Seit jeher ist der männliche Körper in der Medizinforschung das Mass aller Dinge. Da sich die männlichen und weiblichen Körper aber in vielerlei Hinsicht unterscheiden, kann beispielsweise eine einheitliche, am männlichen Körper orientierte Dosierung oder Behandlung fatale Folgen haben.
Da dieses Gebiet noch wenig erforscht ist, soll es an der Universität Zürich nun eine neue Professur für Gendermedizin geben – welche die Geschlechterunterschiede besser berücksichtigt und eine medizinische Lücke zu schliessen versucht.

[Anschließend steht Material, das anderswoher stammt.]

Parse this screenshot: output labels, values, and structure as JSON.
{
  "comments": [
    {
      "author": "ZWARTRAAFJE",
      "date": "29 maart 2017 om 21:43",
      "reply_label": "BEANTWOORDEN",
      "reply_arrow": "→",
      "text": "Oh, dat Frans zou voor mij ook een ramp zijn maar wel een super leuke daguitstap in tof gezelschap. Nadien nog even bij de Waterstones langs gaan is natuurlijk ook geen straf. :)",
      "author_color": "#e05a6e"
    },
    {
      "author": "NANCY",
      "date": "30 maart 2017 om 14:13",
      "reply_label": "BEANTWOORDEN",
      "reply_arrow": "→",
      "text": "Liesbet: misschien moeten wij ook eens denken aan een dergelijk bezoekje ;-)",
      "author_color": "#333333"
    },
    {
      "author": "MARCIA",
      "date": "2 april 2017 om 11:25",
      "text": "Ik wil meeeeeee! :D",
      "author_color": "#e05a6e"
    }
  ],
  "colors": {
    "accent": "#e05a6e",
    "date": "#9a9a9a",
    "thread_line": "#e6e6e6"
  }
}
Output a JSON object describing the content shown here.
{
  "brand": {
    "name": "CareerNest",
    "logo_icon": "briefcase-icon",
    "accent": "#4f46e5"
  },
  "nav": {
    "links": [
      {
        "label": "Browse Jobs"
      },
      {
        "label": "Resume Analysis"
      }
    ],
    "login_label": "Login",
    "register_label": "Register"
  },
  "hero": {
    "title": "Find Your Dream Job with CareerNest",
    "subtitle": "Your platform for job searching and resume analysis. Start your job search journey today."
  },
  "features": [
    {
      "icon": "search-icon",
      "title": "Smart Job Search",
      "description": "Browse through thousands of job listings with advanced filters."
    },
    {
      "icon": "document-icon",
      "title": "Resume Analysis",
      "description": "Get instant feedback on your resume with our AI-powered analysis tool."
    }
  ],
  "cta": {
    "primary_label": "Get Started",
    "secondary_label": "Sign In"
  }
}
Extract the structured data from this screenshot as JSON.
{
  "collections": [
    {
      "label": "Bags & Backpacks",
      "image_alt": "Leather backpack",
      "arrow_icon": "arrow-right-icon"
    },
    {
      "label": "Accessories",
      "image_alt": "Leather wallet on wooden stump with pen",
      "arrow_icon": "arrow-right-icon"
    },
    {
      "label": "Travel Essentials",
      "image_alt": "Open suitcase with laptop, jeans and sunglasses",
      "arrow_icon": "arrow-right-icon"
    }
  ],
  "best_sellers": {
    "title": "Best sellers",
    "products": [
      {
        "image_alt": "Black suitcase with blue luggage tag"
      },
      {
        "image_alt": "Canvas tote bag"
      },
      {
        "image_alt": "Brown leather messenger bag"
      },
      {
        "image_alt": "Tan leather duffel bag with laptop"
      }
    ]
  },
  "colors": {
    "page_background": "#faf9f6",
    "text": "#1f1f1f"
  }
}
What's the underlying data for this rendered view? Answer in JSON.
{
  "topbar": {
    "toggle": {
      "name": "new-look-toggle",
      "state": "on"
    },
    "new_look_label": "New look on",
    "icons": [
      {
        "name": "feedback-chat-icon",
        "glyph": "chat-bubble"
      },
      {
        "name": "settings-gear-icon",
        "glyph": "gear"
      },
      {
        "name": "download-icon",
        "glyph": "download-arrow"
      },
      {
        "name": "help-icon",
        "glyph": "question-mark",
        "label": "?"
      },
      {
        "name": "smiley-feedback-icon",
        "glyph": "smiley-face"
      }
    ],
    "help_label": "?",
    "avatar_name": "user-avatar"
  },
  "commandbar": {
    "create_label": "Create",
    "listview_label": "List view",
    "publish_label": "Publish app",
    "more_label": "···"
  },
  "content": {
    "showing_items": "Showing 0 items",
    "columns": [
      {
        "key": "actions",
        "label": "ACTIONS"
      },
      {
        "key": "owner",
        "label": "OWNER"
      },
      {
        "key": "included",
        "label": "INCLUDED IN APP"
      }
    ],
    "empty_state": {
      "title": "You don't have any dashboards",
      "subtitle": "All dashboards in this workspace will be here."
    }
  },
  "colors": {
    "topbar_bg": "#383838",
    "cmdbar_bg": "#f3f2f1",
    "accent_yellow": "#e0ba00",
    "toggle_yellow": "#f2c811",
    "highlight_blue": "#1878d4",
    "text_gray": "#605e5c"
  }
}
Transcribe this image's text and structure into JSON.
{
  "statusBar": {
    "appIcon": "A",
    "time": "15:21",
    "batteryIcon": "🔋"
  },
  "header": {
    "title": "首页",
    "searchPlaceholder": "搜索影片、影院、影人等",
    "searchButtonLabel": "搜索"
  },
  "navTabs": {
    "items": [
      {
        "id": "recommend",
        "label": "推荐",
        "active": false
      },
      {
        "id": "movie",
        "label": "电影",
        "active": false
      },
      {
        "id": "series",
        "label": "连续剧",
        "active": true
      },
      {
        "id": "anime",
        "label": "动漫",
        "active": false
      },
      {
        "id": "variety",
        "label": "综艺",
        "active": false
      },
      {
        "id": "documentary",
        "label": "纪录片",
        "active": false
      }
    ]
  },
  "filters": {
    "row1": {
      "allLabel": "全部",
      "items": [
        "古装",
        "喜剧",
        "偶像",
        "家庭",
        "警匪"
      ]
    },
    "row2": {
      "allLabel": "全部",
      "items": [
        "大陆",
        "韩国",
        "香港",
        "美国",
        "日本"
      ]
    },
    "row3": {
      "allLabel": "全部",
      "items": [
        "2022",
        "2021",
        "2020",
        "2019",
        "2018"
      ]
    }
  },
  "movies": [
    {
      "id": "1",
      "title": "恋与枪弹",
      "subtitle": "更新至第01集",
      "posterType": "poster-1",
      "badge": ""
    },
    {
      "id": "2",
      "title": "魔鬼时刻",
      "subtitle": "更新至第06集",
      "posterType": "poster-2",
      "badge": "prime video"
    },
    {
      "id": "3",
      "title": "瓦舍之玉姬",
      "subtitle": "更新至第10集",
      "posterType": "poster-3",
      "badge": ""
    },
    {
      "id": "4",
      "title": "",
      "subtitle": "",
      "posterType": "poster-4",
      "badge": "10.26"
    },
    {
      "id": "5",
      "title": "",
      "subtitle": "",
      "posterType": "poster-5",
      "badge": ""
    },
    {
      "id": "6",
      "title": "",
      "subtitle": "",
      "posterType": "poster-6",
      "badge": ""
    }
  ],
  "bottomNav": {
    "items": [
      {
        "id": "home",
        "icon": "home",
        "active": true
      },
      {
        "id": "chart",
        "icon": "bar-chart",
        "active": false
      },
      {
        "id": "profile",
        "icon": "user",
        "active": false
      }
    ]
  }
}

Unterschiedliche Bedürfnisse der Geschlechter
Frauen und Männer weisen bei Krankheiten unterschiedliche Symptome auf und brauchen bei Medikamenten unterschiedliche Dosierungen. Doch obwohl mehr als die Hälfte unserer Bevölkerung weiblich ist, sei in der Medizin – und vor allem in der Forschung – klar, dass der Mann der Prototyp ist, sagt Beatrice Beck Schimmer, Direktorin Universitäre Medizin an der Universität Zürich: «Wir möchten das gerne ändern, beginnend am Standort Zürich.»
Zu diesem Zweck soll es an der Universität Zürich schon bald eine neue Professur, also einen neuen Lehrstuhl für Gendermedizin geben. Dort sollen die biologischen Unterschiede der Geschlechter genauer erforscht werden. Und diese Erkenntnisse sollen dann auch in die Ausbildung von künftigen Ärztinnen und Ärzten miteinfliessen.
Ich glaube, das wäre auch eine Pionierleistung, insbesondere in der Schweiz.
Wie wichtig eine differenziertere Forschung sein könne, zeigten diverse Beispiele aus dem medizinischen Alltag, so Beatrice Beck Schimmer. Äusserst eindrücklich sei eine Studie über Herzmedikamente: Diese habe gezeigt, dass beim Mann bei hundertprozentiger Dosierung der volle Effekt da sei – bei der Frau sei derselbe Effekt aber schon bei der Hälfte der Dosierung eingetreten. «Die restlichen 50 Prozent sind also eine Überdosierung – dabei geht man auch das Risiko von mehr Nebenwirkungen ein.»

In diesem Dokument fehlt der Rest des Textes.